AS THEY TIPTOE FROM THE bedsides of their half-asleep children, parents get last calls — usually bids for a glass of water or one more story.
But a few days ago, my first grader said something unexpected from his place on the bottom bunk in the dark bedroom as I gently pulled the door shut.
“Mama? Guess what? I got third place in the Tigers against Teasers poster contest,” Andy, 7, said.
Anti-bullying posters tacked to hallway walls at Erie Elementary School where a tiger is the mascot spell out the players in this story –who is a bully, who is a target, and who is a bystander — and choices each one can make.
The contest aims to enrich learning by challenging students to make their own poster, to draw and write about what good they could do as bystanders.
Perhaps it is no coincidence that the Tigers against Teasers poster contest coincides with the Jan. 15 birthday celebration of Dr. Martin Luther King Jr. observed this year on Jan. 19.
Students get a G-rated version of what black people suffered and still suffer at the hands of white bullies through an MLK unit.
Teachers spare them the details of his last days — the bomb threat that delayed his plane from leaving Atlanta for the sanitation workers strike in Memphis; the bullet that ripped through his right cheek as he stood on the second floor balcony of the Lorraine Motel; the hatred he weathered for rallying targets and bystanders to resist bullies without violence.
Yet, they get the point.
Everyone has a playground, and not everyone on that playground plays nice.
Andy’s poster, with its cave wall-like drawings, reflects that understanding.
He drew a red circle and slash across a bully stick figure thrusting some sort of weapon at a target stick figure gushing tears from a submissive position on the ground.
Andy listed the word “No” in the left column under this illustration and wrote, “No teasing. No being mean. No pushing.”
In the next frame, he drew a bystander stick figure reaching down to the crying person to give the target of bullying a hand up.
A list of the word “Yes” — as in, “Yes, you should help. Yes, you should be nice.” — stacks up under this illustration.
When I was in first grade in the mid 1970s, MLK had been dead just seven years, and it would take until 2000 for all 50 states to recognize the federal holiday honoring him on his birthday.

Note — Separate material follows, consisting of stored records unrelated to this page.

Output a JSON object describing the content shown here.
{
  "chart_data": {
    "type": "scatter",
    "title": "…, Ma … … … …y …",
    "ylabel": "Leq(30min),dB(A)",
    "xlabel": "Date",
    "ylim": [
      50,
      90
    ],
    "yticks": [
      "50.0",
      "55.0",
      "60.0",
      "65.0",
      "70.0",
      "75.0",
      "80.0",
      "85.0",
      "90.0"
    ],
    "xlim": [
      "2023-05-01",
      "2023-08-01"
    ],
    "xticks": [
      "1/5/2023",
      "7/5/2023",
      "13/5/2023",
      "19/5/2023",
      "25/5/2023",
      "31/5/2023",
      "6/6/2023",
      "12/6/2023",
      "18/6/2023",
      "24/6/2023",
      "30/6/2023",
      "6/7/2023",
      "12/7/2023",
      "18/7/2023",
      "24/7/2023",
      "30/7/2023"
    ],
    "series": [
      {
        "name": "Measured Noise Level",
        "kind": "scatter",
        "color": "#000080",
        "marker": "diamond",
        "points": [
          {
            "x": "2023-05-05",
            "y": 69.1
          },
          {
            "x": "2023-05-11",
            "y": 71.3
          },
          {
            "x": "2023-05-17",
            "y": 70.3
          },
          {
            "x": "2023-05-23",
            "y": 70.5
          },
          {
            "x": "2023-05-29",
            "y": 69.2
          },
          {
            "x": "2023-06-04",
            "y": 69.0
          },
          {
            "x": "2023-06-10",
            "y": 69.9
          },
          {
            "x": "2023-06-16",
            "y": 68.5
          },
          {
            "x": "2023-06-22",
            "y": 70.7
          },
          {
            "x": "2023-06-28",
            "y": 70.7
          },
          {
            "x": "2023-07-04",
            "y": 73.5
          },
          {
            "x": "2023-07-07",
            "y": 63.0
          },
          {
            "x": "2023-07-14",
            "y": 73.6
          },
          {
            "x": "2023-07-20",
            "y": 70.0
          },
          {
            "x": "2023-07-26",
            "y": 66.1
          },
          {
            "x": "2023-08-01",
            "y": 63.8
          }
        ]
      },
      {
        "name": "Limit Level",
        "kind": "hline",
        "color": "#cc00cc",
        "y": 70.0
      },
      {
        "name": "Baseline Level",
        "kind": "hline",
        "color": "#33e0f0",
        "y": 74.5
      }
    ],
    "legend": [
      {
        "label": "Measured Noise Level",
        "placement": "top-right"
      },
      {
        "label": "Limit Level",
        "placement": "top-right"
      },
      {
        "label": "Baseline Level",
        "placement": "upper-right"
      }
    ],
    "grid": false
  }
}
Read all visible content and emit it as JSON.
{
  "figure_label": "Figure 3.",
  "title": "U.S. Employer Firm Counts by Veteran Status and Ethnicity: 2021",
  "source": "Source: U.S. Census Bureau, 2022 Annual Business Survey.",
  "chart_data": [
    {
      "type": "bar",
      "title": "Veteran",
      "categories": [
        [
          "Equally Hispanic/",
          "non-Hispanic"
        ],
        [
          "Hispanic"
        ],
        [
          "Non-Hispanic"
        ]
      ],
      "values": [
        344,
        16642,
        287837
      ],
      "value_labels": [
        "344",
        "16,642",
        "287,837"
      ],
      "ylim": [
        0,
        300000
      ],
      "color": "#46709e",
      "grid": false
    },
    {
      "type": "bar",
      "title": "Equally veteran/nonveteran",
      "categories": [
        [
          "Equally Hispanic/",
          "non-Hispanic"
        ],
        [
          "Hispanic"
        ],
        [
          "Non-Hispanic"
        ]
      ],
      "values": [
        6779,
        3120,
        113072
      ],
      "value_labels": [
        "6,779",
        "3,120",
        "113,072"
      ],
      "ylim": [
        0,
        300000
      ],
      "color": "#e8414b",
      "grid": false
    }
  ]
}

I am uncertain as to when elementary school textbooks wove his life and legacy into the curriculum.
But this addition, along with projects such as the poster contest to raise awareness, heartens me– makes me feel the press of progress as our youngest citizens learn about MLK’s message and good fight.
That is especially true since his work remains unfinished across discrimination’s waterfront, and bullying continues to rock our boat.
MLK wrote as much from his Birmingham jail cell: “Injustice anywhere is a threat to justice everywhere.”